There were also Kavanaugh’s far-fetched claims about his yearbook, where he claimed that a yearbook photo of several football players labeled “Renate Alumni” was meant to show “affection” to the young woman; that “boof” meant “flatulence”; and that “devil’s triangle” is a “drinking game,” instead of what its understood definition is: a sex act between two men and one woman.
Of course, most Republican senators on the Judiciary Committee had already made up their minds about Kavanaugh before Ford’s and Kavanaugh’s testimonies.

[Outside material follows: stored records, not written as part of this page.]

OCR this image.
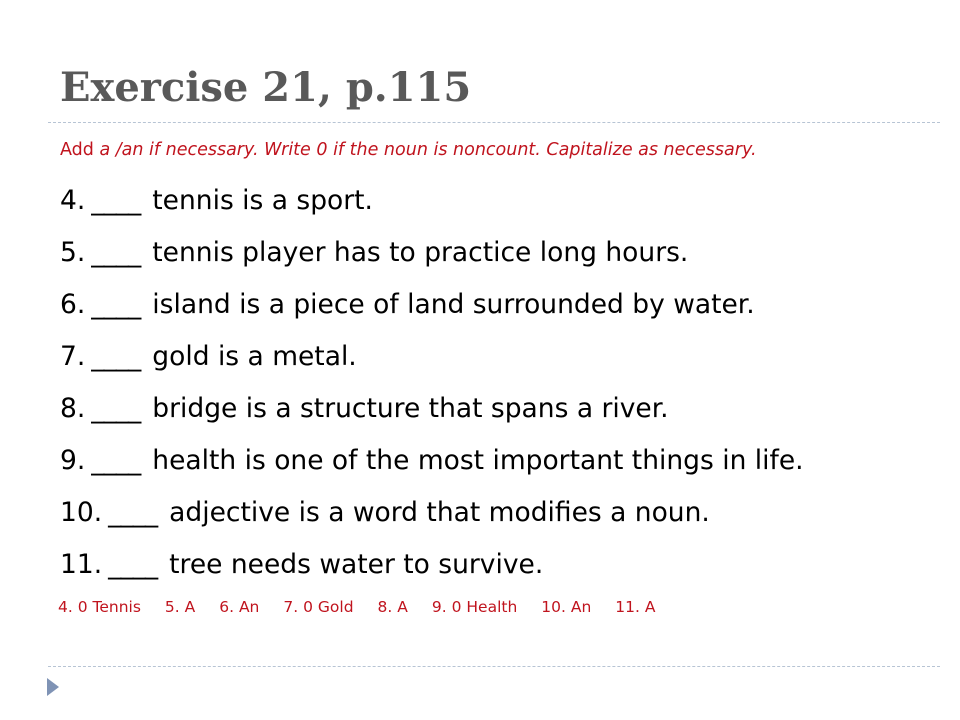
Exercise 21, p.115
Add a /an if necessary. Write 0 if the noun is noncount. Capitalize as necessary.
4. ____ tennis is a sport.
5. ____ tennis player has to practice long hours.
6. ____ island is a piece of land surrounded by water.
7. ____ gold is a metal.
8. ____ bridge is a structure that spans a river.
9. ____ health is one of the most important things in life.
10. ____ adjective is a word that modifies a noun.
11. ____ tree needs water to survive.
4. 0 Tennis 5. A 6. An 7. 0 Gold 8. A 9. 0 Health 10. An 11. A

“This is a national disgrace, the way you’re being treated!” exclaimed Sen. Orrin Hatch (R-UT), while Sen. Lindsey Graham (R-SC), glassy-eyed, shouted, “This is the most unethical sham since I’ve been in politics!”
“Lindsey Graham… is not technically wrong there. This process is deeply flawed, but that’s because he and the Republican majority designed it that way. If they wanted to avoid a he-said-she-said situation they absolutely could have, but instead they only called two people,” said Oliver. “A much fairer process would have been gathering evidence and hearing from others… but that is not how Republicans chose to set up the hearing.”
Oliver further argued that there were several “disqualifying” moments in Kavanaugh’s testimony—none more so than his allegation of a left-wing conspiracy that sounded “positively Trumpian.”
“This whole two-week effort has been a calculated and orchestrated political hit, fueled with apparent pent-up anger over President Trump and the 2016 election; fear that has been unfairly stoked about my judicial record; revenge on behalf of the Clintons; and millions of dollars in money from outside left-wing opposition groups.”
“Now, that is absolutely horrifying, and it is worth taking a moment now to note the norm that has just been shattered, because I know that we’re all basically callous to people talking that way now, but we are supposed to have at least nine people left in America who do not talk that way, and yet Kavanaugh just all but came out and said he’s going to approach his entire tenure as one case of Me vs. The Libtard Cucks,” said Oliver.
The comedian concluded that, since Kavanaugh is not a particularly exceptional or different conservative Supreme Court candidate, the Republicans’ desire to ram through his nomination could only mean one thing: “a big fuck you to women.”